METHOD AND SYSTEM FOR LONG-FORM ANSWER EXTRACTION BASED ON COMBINATION OF SENTENCE INDEX GENERATION TECHNIQUES

    公开(公告)号:US20240126791A1

    公开(公告)日:2024-04-18

    申请号:US18470657

    申请日:2023-09-20

    IPC分类号: G06F16/31 G06F16/332

    CPC分类号: G06F16/31 G06F16/3329

    摘要: This disclosure relates generally to long-form answer extraction and, more particularly, to long-form answer extraction based on combination of sentence index generation techniques. Existing answer extractions techniques have achieved significant progress for extractive short answers; however, less progress has been made for long form questions that require explanations. Further the state-of-art long-answer extractions techniques result in poorer long-form answers or not address sparsity which becomes an issue longer contexts.

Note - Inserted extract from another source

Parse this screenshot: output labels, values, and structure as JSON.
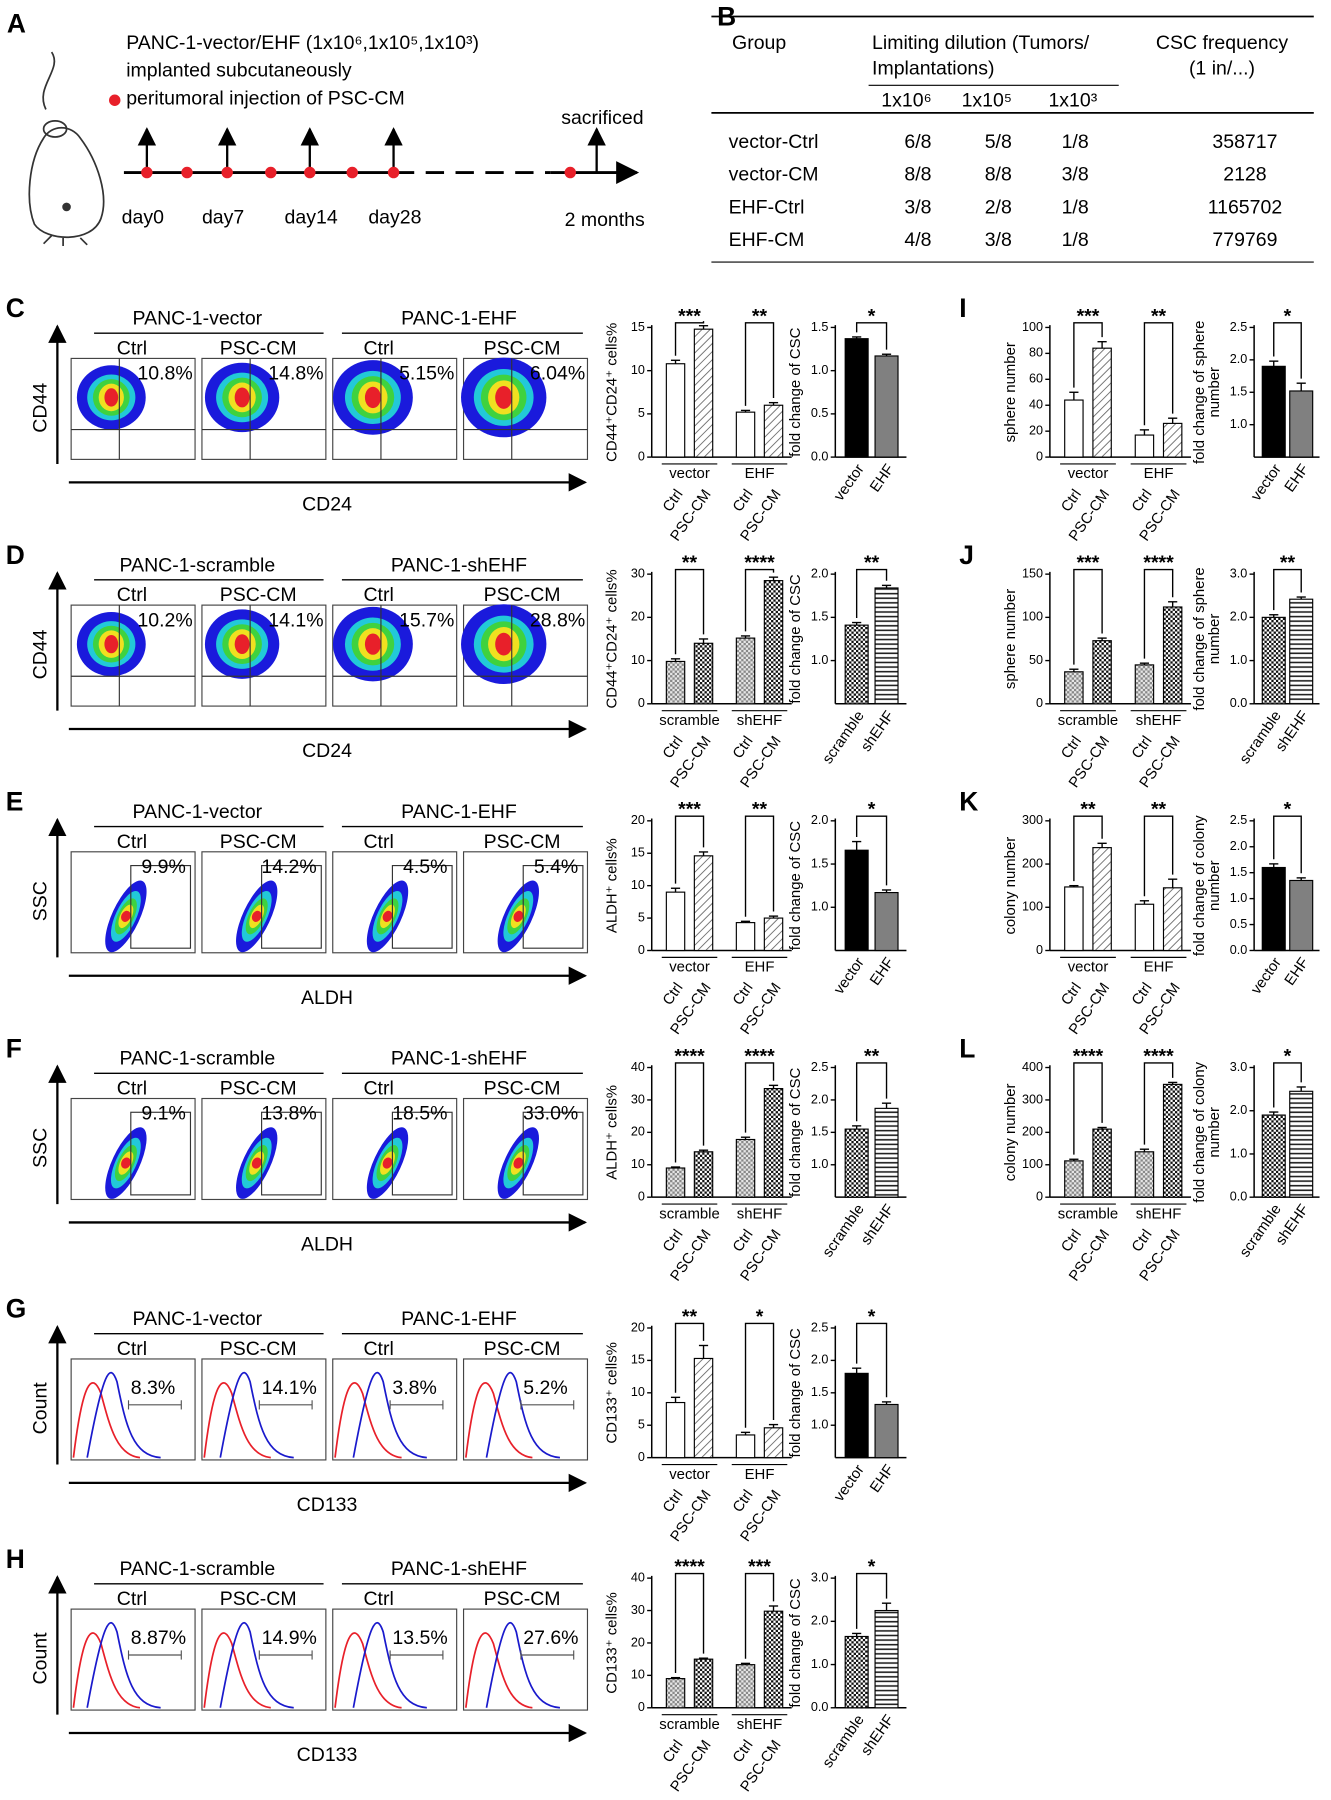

Additionally, pre-trained generative sequence-to-sequence models are gaining popularity for factoid answer extraction tasks. Hence the disclosure proposes a long-form answer extraction based on several steps including training a set of generative sequence-to-sequence models comprising a sentence indices generation model and a sentence index spans generation. The trained set of generative sequence-to-sequence models is further utilized for model long-form answer extraction based on a union of several sentence index generation techniques comprising a sentence indices and a sentence index spans.